Bakan Tekin, " Türkiye'de Yaşamak" adlı deneme yarışmasının ödül töreninde konuştu

Milli Eğitim Bakanı Yusuf Tekin:

"Bir tarafta ülkesinin içinde bulunduğu durumu yabancı medya organlarına şikayet eden siyasetçilerimiz, bir taraftan da Türkiye'de yaşayan insanların Türkiye'de yaşamaktan mutluluklarını ifade ettikleri yarışmaları organize eden iki yapı var. Bu anlamda çok önemli"

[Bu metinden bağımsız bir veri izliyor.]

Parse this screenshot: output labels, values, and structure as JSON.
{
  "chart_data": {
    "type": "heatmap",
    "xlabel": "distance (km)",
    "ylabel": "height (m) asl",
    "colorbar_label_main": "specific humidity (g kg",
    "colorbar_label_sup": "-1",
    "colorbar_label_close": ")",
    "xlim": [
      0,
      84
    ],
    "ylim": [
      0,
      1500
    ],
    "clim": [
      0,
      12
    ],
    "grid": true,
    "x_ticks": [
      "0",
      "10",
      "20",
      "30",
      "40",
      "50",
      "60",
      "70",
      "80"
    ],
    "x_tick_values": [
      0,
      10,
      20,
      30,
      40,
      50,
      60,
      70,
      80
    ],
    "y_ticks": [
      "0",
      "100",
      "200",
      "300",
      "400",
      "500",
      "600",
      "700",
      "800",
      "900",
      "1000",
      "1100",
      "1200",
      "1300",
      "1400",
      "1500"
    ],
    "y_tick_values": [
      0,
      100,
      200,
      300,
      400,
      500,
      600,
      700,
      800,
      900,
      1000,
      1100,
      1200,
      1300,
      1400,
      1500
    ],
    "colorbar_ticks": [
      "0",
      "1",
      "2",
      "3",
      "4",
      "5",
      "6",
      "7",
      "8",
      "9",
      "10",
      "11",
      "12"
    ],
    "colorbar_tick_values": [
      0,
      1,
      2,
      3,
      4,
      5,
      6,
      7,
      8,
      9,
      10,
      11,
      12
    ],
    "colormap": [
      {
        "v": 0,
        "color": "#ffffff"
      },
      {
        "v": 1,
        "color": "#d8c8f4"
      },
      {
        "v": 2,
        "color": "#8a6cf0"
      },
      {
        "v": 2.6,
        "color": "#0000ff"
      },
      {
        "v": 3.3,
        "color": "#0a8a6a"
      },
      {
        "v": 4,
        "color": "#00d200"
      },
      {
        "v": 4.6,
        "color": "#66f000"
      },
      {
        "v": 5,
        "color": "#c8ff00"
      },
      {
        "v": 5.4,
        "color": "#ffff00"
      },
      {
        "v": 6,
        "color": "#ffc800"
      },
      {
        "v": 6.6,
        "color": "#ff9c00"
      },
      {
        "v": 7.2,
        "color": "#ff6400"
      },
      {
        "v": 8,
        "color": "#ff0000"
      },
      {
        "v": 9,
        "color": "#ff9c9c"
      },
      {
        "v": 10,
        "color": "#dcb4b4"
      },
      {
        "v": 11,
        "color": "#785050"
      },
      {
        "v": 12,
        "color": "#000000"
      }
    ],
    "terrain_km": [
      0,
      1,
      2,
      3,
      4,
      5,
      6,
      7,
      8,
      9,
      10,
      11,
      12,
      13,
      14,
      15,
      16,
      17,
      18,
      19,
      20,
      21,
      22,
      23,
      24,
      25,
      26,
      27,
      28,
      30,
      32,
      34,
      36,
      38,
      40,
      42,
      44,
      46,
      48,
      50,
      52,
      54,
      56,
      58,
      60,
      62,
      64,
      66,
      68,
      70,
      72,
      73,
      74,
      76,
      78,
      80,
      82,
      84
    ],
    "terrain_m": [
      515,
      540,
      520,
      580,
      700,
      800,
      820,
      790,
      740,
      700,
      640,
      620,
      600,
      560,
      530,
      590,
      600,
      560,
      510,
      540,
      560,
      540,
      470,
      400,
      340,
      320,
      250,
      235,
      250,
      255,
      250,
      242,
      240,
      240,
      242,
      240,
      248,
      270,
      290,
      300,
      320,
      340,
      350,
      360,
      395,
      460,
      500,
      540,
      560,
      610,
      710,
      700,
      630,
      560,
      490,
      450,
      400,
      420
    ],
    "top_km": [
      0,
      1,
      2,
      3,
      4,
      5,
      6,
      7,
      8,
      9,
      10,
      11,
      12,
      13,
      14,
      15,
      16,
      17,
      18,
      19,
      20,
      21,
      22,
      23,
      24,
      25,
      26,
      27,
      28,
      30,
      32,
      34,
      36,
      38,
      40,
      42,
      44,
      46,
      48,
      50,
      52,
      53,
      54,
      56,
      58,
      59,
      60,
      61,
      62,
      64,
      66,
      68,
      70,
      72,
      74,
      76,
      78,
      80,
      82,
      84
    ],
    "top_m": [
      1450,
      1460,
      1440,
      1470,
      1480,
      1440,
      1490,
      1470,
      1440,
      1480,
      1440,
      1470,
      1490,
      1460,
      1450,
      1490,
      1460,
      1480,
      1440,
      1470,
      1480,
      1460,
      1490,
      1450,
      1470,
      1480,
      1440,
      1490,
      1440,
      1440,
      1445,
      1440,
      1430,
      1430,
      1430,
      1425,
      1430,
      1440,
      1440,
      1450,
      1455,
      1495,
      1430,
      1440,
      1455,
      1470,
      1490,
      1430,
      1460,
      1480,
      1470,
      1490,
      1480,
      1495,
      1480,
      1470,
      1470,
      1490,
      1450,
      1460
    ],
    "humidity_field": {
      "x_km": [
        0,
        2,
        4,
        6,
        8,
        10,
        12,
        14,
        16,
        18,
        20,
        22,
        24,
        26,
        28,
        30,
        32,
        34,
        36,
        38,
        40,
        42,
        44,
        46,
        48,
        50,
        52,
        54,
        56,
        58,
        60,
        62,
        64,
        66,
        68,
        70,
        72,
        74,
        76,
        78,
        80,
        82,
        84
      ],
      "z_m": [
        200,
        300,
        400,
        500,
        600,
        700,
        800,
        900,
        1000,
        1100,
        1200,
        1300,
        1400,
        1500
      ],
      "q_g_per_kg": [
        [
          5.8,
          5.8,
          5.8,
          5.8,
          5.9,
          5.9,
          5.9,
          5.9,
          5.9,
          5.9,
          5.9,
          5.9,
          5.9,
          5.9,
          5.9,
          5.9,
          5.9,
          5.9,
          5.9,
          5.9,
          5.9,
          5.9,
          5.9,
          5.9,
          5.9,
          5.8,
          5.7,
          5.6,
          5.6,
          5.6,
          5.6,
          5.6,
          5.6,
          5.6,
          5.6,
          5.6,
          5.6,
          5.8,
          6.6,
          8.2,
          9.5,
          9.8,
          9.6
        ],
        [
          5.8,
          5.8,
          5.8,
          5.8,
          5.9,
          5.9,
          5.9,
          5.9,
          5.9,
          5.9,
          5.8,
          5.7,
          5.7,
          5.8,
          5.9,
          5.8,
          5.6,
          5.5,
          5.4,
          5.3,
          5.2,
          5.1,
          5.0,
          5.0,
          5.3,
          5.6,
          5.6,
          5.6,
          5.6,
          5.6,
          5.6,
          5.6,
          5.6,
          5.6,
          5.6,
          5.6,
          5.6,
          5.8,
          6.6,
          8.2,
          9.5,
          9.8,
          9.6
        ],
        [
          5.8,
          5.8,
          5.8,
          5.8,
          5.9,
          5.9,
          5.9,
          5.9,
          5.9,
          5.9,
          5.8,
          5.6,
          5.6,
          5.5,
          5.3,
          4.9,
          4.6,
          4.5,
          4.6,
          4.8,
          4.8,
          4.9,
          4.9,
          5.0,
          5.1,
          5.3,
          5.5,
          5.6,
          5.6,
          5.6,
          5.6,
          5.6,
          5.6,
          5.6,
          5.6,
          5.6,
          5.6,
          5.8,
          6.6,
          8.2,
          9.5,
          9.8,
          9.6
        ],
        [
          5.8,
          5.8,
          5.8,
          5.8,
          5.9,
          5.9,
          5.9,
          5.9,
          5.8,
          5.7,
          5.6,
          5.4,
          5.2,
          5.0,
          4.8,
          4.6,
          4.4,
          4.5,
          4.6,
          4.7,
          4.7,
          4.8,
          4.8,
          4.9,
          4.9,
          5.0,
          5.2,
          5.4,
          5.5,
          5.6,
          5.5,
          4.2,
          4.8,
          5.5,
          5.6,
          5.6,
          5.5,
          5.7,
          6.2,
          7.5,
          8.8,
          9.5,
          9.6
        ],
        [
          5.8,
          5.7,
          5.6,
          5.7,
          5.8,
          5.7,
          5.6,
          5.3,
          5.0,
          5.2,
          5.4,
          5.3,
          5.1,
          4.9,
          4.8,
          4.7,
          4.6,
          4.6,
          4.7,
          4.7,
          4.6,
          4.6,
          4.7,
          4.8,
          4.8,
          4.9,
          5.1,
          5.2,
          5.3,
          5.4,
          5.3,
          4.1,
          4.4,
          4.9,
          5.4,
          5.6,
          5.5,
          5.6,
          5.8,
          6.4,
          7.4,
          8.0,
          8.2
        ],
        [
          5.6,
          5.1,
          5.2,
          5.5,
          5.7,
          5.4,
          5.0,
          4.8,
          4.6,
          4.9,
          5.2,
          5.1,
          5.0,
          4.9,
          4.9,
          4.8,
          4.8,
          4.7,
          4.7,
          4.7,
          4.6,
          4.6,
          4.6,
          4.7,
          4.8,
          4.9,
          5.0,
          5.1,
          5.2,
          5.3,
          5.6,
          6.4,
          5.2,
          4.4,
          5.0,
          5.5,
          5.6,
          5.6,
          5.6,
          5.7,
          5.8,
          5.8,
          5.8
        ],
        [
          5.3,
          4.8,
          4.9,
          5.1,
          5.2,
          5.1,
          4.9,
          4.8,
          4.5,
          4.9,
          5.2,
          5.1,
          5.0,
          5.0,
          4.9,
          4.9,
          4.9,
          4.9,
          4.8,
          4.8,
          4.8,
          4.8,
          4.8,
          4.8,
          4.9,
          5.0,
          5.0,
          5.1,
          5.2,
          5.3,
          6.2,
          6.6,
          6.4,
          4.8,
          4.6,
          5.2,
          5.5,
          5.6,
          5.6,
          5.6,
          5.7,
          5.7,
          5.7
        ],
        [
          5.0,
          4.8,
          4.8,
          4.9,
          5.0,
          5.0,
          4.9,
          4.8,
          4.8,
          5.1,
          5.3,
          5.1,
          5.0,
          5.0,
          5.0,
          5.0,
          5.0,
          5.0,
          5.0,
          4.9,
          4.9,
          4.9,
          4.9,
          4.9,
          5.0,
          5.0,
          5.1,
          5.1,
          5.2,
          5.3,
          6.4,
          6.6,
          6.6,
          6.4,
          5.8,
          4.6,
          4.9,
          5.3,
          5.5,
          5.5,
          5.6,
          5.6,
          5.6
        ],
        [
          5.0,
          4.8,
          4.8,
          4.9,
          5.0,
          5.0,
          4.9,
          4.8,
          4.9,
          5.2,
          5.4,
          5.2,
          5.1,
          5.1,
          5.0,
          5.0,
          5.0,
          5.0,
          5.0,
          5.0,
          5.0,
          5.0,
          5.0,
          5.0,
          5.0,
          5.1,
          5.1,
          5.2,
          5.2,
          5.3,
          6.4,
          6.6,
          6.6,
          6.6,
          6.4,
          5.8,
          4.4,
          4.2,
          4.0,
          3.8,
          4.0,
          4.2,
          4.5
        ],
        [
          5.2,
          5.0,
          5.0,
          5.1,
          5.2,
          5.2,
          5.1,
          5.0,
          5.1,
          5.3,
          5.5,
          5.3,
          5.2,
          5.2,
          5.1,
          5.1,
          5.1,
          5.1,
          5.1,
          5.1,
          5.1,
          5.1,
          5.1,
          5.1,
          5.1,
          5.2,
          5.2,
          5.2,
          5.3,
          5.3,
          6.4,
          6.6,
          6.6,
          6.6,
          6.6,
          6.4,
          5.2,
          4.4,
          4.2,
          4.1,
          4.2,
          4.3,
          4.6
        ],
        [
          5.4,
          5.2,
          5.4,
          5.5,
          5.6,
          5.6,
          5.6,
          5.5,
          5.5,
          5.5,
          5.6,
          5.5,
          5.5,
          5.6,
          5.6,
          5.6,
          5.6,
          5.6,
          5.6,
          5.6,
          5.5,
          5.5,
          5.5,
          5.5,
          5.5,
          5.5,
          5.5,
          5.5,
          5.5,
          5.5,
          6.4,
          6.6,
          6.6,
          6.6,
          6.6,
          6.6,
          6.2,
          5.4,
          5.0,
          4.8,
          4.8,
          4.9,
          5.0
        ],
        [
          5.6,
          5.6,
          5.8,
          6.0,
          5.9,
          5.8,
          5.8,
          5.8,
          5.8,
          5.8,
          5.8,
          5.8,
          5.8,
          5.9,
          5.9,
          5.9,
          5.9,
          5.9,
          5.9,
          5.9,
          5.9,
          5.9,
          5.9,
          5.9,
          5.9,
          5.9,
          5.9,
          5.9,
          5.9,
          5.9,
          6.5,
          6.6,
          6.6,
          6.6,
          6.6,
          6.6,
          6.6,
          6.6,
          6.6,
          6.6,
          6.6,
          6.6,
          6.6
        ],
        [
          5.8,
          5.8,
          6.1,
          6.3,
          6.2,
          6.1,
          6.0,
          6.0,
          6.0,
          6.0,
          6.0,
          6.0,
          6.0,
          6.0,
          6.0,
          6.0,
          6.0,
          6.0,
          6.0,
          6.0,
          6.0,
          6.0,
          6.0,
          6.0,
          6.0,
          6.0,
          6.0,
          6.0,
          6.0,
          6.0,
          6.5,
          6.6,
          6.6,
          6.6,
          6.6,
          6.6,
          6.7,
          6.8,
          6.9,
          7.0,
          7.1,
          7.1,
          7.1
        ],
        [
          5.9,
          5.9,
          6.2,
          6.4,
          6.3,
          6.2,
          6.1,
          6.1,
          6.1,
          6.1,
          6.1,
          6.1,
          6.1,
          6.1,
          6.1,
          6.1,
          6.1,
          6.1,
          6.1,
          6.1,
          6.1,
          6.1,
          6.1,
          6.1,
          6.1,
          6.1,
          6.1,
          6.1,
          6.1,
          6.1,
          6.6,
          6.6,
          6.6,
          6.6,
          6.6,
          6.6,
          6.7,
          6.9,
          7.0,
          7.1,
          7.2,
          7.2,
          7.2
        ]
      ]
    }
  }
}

İSTANBUL - Rami Kütüphanesi'nde düzenlenen "Türkiye'de Yaşamak" adlı deneme yarışmasının ödül törenine katılan Milli Eğitim Bakanı Yusuf Tekin, "Bir tarafta kendi siyasal çıkarları açısından ülkesinin içinde bulunduğu durumu yabancı medya organlarına ve yabancı sivil toplum örgütlerine şikayet eden siyasetçilerimiz var. Bir taraftan da Türkiye'de yaşayan insanların Türkiye'de yaşamaktan mutluluklarını ifade ettikleri yarışmaları organize eden iki yapı var. Bu anlamda çok önemli" dedi.

Rami Kütüphanesi'nde Yurtdışı Türkler ve Akraba Topluluklar Başkanlığı desteğiyle Türkiye Dil ve Edebiyat Derneği tarafından "Türkiye'de Yaşamak" adlı deneme yarışmasının ödül töreni düzenlendi. Programa Milli Eğitim Bakanı Yusuf Tekin, İstanbul Valisi Davut Gül, YTB Başkanı Abdullah Eren ve TDED Dernek Başkanı Ekrem Erdem katıldı. Programda 13 farklı ülkeden uluslararası öğrenciye ödül takdimi gerçekleştirildi. İran, Kazakistan, Mısır, Sri Lanka, Suriye, Sudan, Endonezya, Angola, Moritanya, Romanya, Etiyopya, Azerbaycan ve Güney Kore olmak üzere 13 farklı ülkeden uluslararası öğrenci tarafından kaleme alınan eserler, ödül kazanmaya değer bulundu. Saygı duruşu ve İstiklal Marşı'nın okunmasıyla başlayan programda, yarışma ile ilgili video gösterimi yapıldı. Protokol konuşmalarının ardından ödül töreni verilmesiyle program sona erdi.

"Çocukların mevzuatımıza, anayasamıza, kanunlarımıza uygun eğitim öğretim alması için tedbirleri alıyoruz"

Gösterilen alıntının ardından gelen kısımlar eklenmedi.